Contos
Contos, de Fialho de Almeida, reúne narrativas que mergulham nos baixos-fundos da sociedade portuguesa do fim do século XIX. Aberto com uma dedicatória reverente, o livro divide-se em ciclos como "Os Doentios", em que o narrador frequenta tabernas miseráveis junto ao cemitério dos Prazeres.

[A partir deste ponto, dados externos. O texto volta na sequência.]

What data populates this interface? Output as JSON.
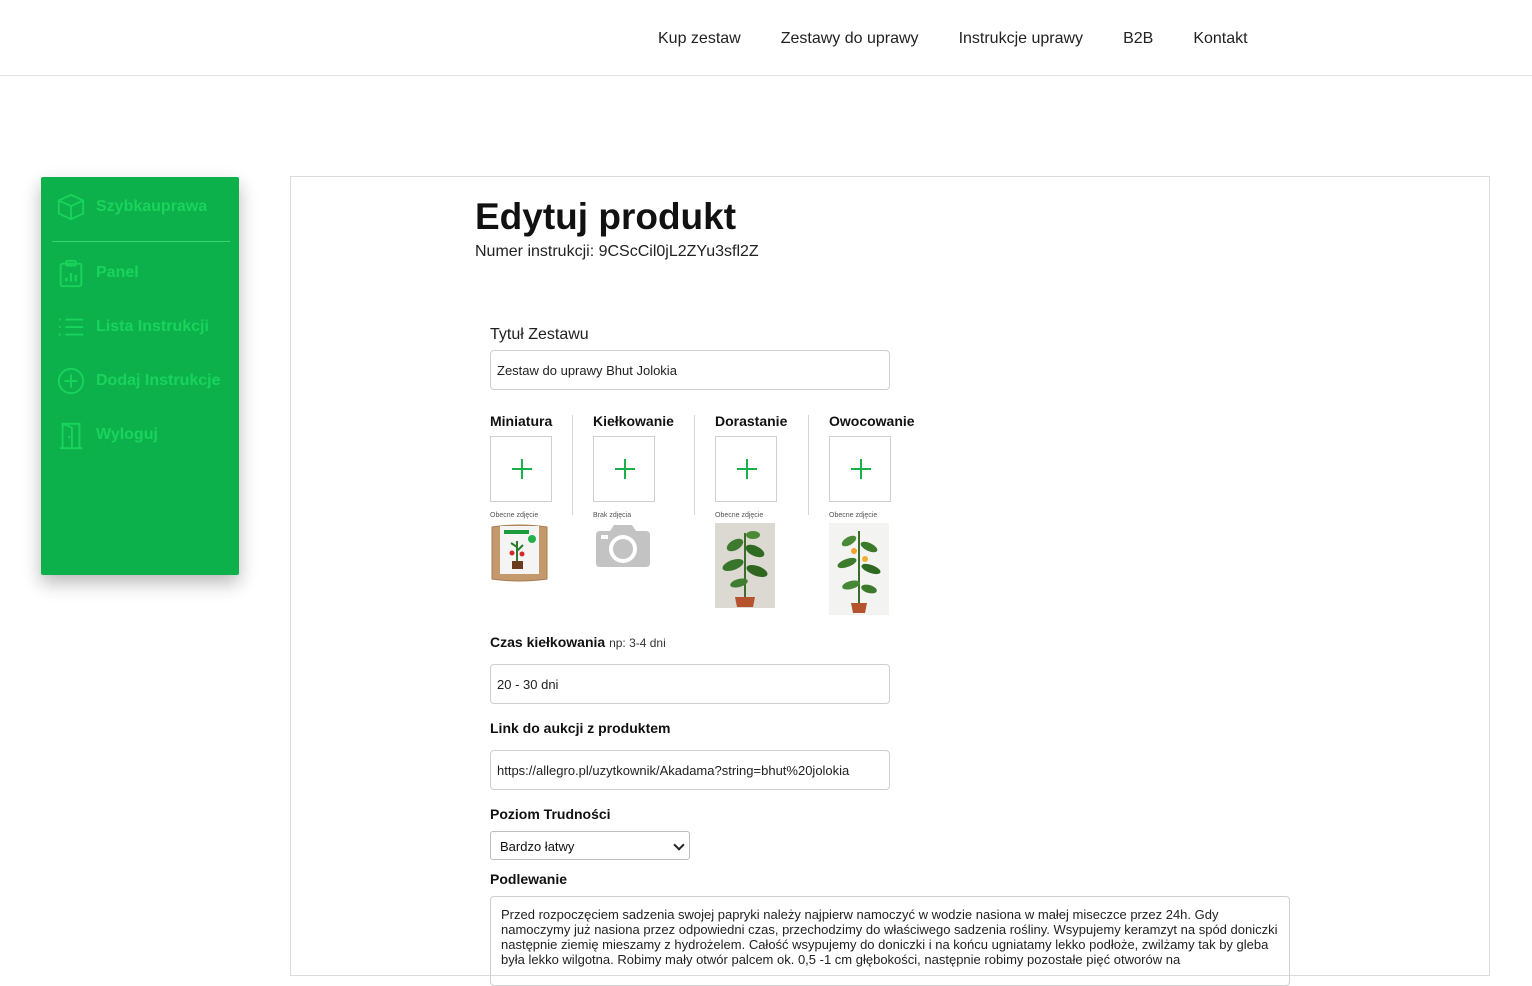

Ali convivem coveiros, cabouqueiros e bêbedos — figuras como o tio Farrusco, esquelético e repugnante, ou a taberneira Lauriana — retratados com um realismo cru que não recua diante do sórdido, da doença e da morte.
A força do livro está no estilo: uma prosa nervosa, plástica e visual, atravessada de ironia cortante e de uma observação minuciosa quase pictórica. Fialho funde naturalismo e impressionismo decadentista, transformando a miséria humana em matéria estética. Importa porque revela um dos maiores estilistas da língua portuguesa, capaz de extrair beleza inquietante da fealdade e de fazer do conto um instrumento de crítica social e de exploração sensorial do mundo.
How it begins
Acabo de relêr toda a sua obra. Quanto no artista e no escriptor, o talento tem de malleavel, de voluntarioso e de grande—a ironia na sua expansão facetada e cortante, o estylo na elastica elegancia nervosa dos seus moldes plasticos, e a observação no seu processo tenaz de analyse e de critica—tudo nos seus livros se encontra, a mãos plenas, com uma opulencia que deslumbra. Não sei negar admiração aos homens do seu tamanho, nem lh’a recusarão com sinceridade e justiça os que, como eu, tiverem passado em revista os seus trinta annos de gloriosa e efflorescente actividade. Peço-lhe que aceite a dedicatoria d’este livro mediocre, que pude elaborar nos ocios de uma vida, cortada de trabalhos e dissabores. Duas cousas me levam a consagrar-lh’o—o intento de amortisar uma divida de gratidão pelo que nos seus livros me foi salutar, e o dever honesto de tirar o chapéo diante do que é superior. PARTE I OS DOENTIOS A Ruiva A taberna do Pescada ficava mesmo em frente ao cemiterio dos Prazeres, e era frequentada pela gente do sitio, especialmente de noite, á hora em que os cabouqueiros e os britadores abandonam os seus trabalhos e entram na cidade, em ruido.